Avocat au barreau d’Alger depuis février 2015, l’homme a longtemps alimenté, bon gré mal gré, la rubrique faits divers. Cet avocat pénaliste à la double nationalité franco-algérienne, a été victime d’une tentative d’assassinat à la sortie de son cabinet parisien en 2007. « Brillant et talentueux » pour ses amis, « sulfureux et narcissique » pour ses détracteurs le quadragénaire préfère le clash si possible médiatisé à l’accord velouté et discret. A partir de 2007, son casier judiciaire s’alourdit, de multiples affaires se succèdent de la subornation de témoin à usage de faux. Il est finalement interdit d’exercer par ses pairs parisiens. C’est après cette descente aux enfers professionnelle qu’il crée en 2013, la Ligue de défense judiciaire des musulmans, qui se veut un instrument de lutte contre l’islamophobie. En novembre 2014, il a publié un guide pratique « Musulmans, quels sont vos droits ? ». Il estime que personne ne représente les musulmans de France assez efficacement dans les prétoires.
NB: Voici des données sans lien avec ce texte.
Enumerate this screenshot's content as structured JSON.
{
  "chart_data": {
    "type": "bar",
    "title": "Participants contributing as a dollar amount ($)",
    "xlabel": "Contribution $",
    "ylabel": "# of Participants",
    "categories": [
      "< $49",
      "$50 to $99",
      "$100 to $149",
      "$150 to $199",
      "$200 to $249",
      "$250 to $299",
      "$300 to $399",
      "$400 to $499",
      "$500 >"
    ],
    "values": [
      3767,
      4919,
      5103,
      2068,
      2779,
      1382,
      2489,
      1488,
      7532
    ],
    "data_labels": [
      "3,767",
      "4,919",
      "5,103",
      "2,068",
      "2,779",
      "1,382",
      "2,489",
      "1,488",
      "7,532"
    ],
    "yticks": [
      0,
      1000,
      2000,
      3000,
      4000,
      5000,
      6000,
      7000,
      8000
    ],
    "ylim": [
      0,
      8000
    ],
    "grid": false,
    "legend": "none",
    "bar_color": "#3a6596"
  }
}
L’avocat déchu à Paris exerce désormais son art chez le bâtonnier d’Alger, un spécialiste en droit des affaires. Une convention franco-algérienne d’août 1962 prévoit que les avocats algériens peuvent plaider partout en France s’ils le souhaitent (même chose pour les Français). Cette année 2015 marque donc un retour pour Me Achoui et on ose dire sans trop se tromper que l’action lancée auprès du TA à Dijon s’inscrit aussi dans une logique de reconquête personnelle.

L’avocat de la LDMJ sera dans cette affaire bourguignonne Nicolas Gardères, un militant du parti EELV qui, professionnellement a aussi bien défendu dans des affaires de liberté d’expression des partisans d’extrême-droite que des militants « gauchistes ». Il est l’invité régulier de débats sur TV Libertés, une chaine web télé fondée en janvier 2014 par un journaliste ex-membre du Front national et désormais proche de Carl Lang. Me Gardères, comme Karim Achoui est un habitué des plateaux télés et des tribunes engagées et donne parfois à ses affaires un aspect volontiers militant.

Au registre de ses actions passées, la LDJM a déposé plainte en 2013 auprès du tribunal correctionnel de Strasbourg contre des dessins de Charlie-Hebdo, car le code pénal spécial d’Alsace par son article 166 était le seul en France à punir de 3 ans de prison maximum un individu pour délit de blasphème, un héritage du code pénal allemand de 1871. Une affaire qui a fait flop. La LDJM a aussi porté plainte en 2014 contre des propos qu’elle estimait « antimusulmans » contre le président du CRIF (Conseil représentatif des institutions juives de France), celui de la LICRA (Ligue internationale contre le racisme ou l’antisémitisme) ou encore le député Claude Goasguen.

Enfin, last but not least, dernier mais pas le moindre, Gilles Platret par qui le scandale est arrivé. En attendant  le maire de Chalon-sur-Saône, proche de Nicolas Sarkozy ne se satisfera pas longtemps d’orchestrer les seuls Républicains de Saône-et-Loire et une mairie de 45 000 habitants. Ce dossier lui permet une large tribune nationale. Son apparition le 14 juillet dans une vidéo des Républicains, aux côtés de l’ex-président de la République, juste après l’interview de François Hollande disait toute l’ambition qui était la sienne : prendre une place bien à droite et s’affirmer dans le paysage national.

L’audience dijonnaise de ce mardi 11 août ne dira pas seulement le droit pour ces trois acteurs qui se piquent davantage  de politique que de défense des principes de la laïcité. C’est un des multiples aspects de cette affaire, qui comme tous les faits touchant à cette valeur républicaine fondamentale, peut être le siège d’interprétations contradictoires et passionnées. Jamais totalement innocentes.